Figure 6. ICa facilitation expedites depletion of the RRP.

Figure 6.

(A, B) Overlay of average ICa traces in response to step durations of 0.5, 1, and 3 ms (*; sign. diff., p: 0.008). Vertical dashed lines indicate the moment of repolarization. (C) Comparison of average peak-ICa derived from high and low intracellular EGTA. Only voltage steps for 0.5 ms were statistically different when comparing different EGTA levels (p: 0.008; see text). The 0.5 and 1 ms steps were dominated by their tail-currents, which is why their amplitudes varied from step durations ≥3 ms. (D) Plot of ΔCm over QCa.

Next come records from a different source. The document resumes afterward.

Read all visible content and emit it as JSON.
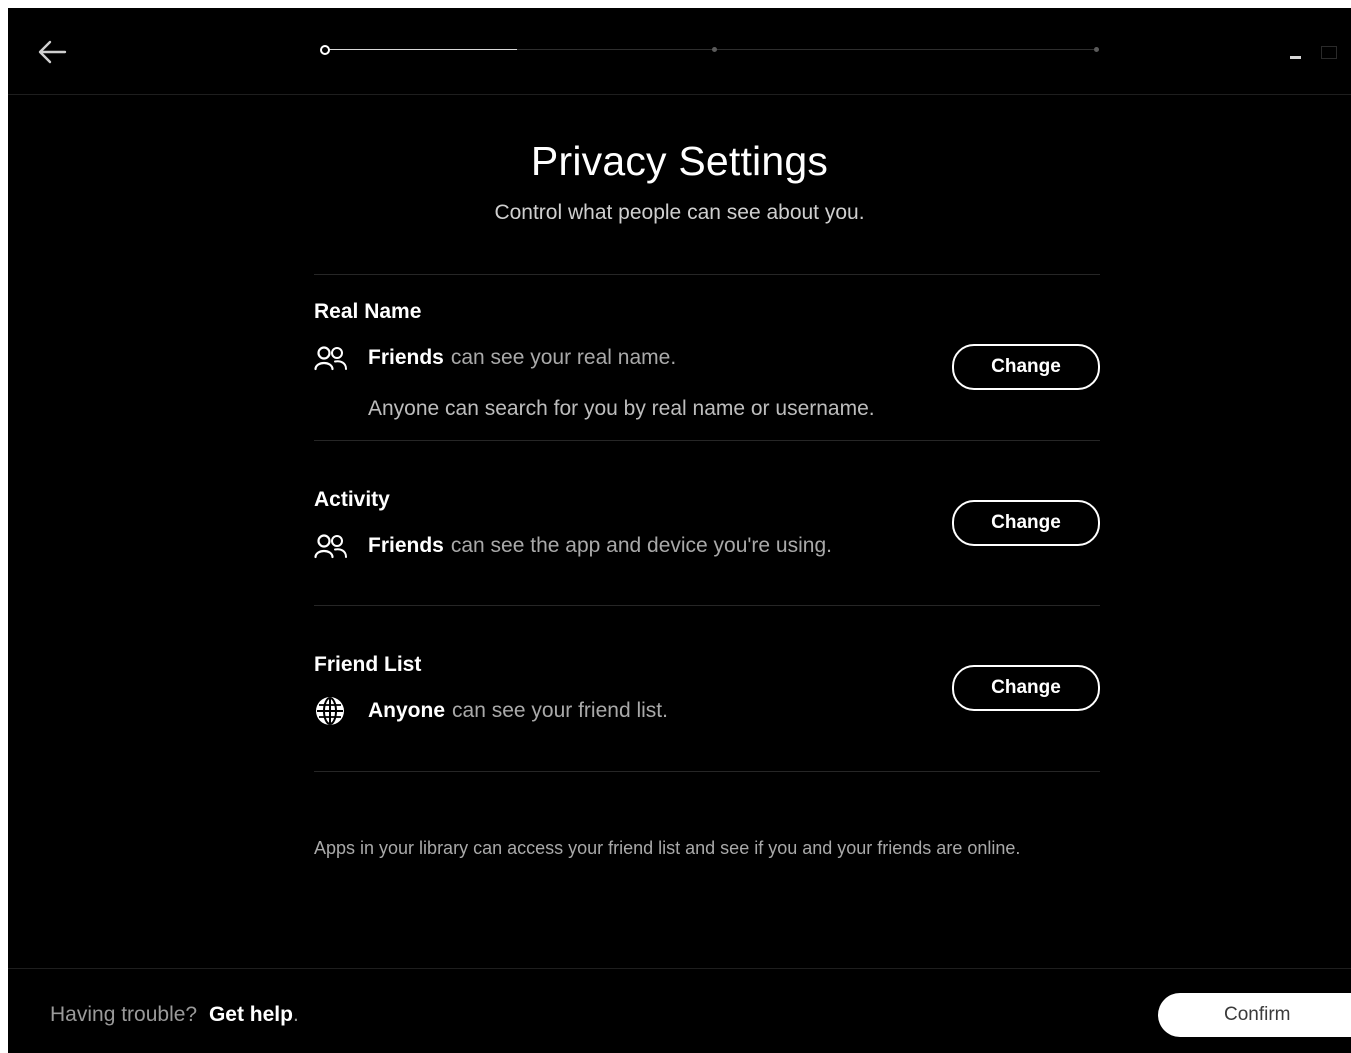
{
  "header": {
    "back_icon": "arrow-left-icon",
    "progress": {
      "steps": 3,
      "current_step": 1,
      "fill_fraction": 0.25
    },
    "window_controls": [
      "minimize-icon",
      "maximize-icon"
    ]
  },
  "page": {
    "title": "Privacy Settings",
    "subtitle": "Control what people can see about you."
  },
  "sections": [
    {
      "title": "Real Name",
      "icon": "friends-icon",
      "audience": "Friends",
      "description": "can see your real name.",
      "extra": "Anyone can search for you by real name or username.",
      "button_label": "Change"
    },
    {
      "title": "Activity",
      "icon": "friends-icon",
      "audience": "Friends",
      "description": "can see the app and device you're using.",
      "button_label": "Change"
    },
    {
      "title": "Friend List",
      "icon": "globe-icon",
      "audience": "Anyone",
      "description": "can see your friend list.",
      "button_label": "Change"
    }
  ],
  "footnote": "Apps in your library can access your friend list and see if you and your friends are online.",
  "footer": {
    "help_prefix": "Having trouble?",
    "help_link": "Get help",
    "help_suffix": ".",
    "confirm_label": "Confirm"
  },
  "colors": {
    "background": "#000000",
    "text_primary": "#ffffff",
    "text_secondary": "#a9a9a9",
    "divider": "#262626"
  }
}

All data points from experiments with 0.5 and 10 mM EGTA were treated as one group and fit with a single exponential equation (red curve) to estimate the size of the RRP (ΔCm amplitude) and the amount of QCa needed to release 63% (~1/e) of the RRP. (E) Plot of ΔCm and QCa values produced with 0.5 and 1 ms steps. * indicates a significant difference for QCa between 0.5 mM versus 10 mM EGTA; p: 0.04, and 6 and 9 cells, respectively. (F) Plot of ΔCm over peak-ICa for step durations: 0.5–30 ms (dashed lines partition data points by step duration). * indicates a significant difference in ICathat is described in (C), and differences in ΔCm are described in Figure 5C. RRP, readily releasable pool.